The theme of unrequited love resonated with many. This included gay listeners at the time, so many of whom were used to pining for people to whom they could never reveal their feelings.
“I’m mad about the boy, I know it’s stupid to be mad about the boy, I’m so ashamed of it but must admit, the sleepless nights I’ve had about the boy.”
A cultivated image
Noel Coward was born in 1899. He became internationally known as a suave, debonair, British composer and songwriter. However, the aristocratic persona was something he worked hard to create. Coward actually came from humble beginnings, born to a piano salesman father and his wife in a suburban corner of London.

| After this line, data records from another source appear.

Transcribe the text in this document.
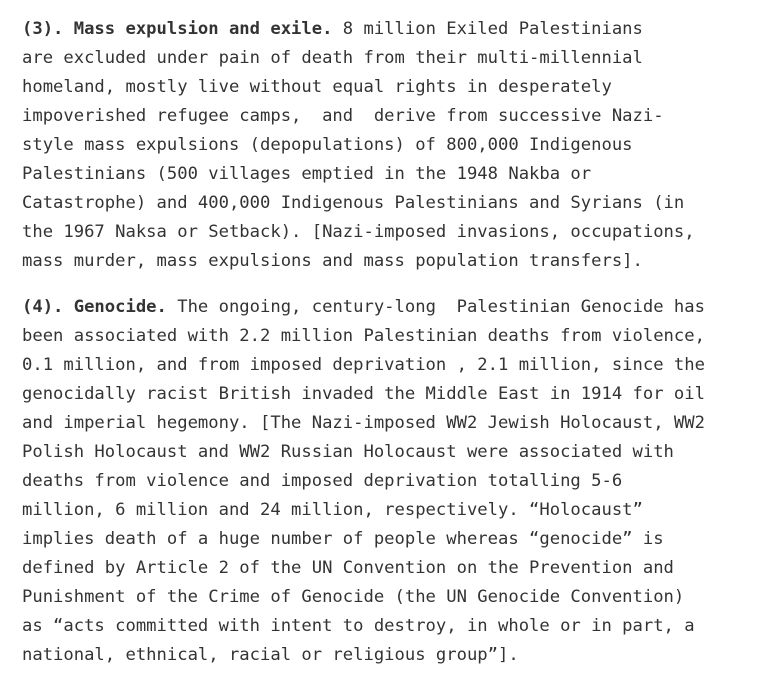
(3). Mass expulsion and exile. 8 million Exiled Palestinians
are excluded under pain of death from their multi-millennial
homeland, mostly live without equal rights in desperately
impoverished refugee camps,  and  derive from successive Nazi-
style mass expulsions (depopulations) of 800,000 Indigenous
Palestinians (500 villages emptied in the 1948 Nakba or
Catastrophe) and 400,000 Indigenous Palestinians and Syrians (in
the 1967 Naksa or Setback). [Nazi-imposed invasions, occupations,
mass murder, mass expulsions and mass population transfers].
(4). Genocide. The ongoing, century-long  Palestinian Genocide has
been associated with 2.2 million Palestinian deaths from violence,
0.1 million, and from imposed deprivation , 2.1 million, since the
genocidally racist British invaded the Middle East in 1914 for oil
and imperial hegemony. [The Nazi-imposed WW2 Jewish Holocaust, WW2
Polish Holocaust and WW2 Russian Holocaust were associated with
deaths from violence and imposed deprivation totalling 5-6
million, 6 million and 24 million, respectively. “Holocaust”
implies death of a huge number of people whereas “genocide” is
defined by Article 2 of the UN Convention on the Prevention and
Punishment of the Crime of Genocide (the UN Genocide Convention)
as “acts committed with intent to destroy, in whole or in part, a
national, ethnical, racial or religious group”].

Coward showed a talent for performing when young, appearing in amateur productions from the age of seven and soon after enrolling in a dance academy. He first appeared in the West End at 12 years old.
At 20, he wrote and starred in his first West End play, the lighthearted comedy I’ll Leave It to You. Coward excelled at farce, which proved particularly popular at the time. A man of many talents, he could act, sing, write, and direct.
“Mad About The Boy” could have been just another camp, lighthearted revue song, but something about the unrequited feelings expressed by the singer, and its poignant chord progression, tugged at something deeper. Coward was gay. At the time, it was impossible to be out. However, his sexuality was an open secret in the theater world and something he did little to hide.
When Words and Music transferred to Broadway, Coward added verses for a male character.
“When I told my wife, she said ‘I’ve never heard such nonsense in my life!’”
However, the management of the theater considered the amended lyrics too risque and barred them from being used. It’s an example of how Coward was prepared to challenge audiences.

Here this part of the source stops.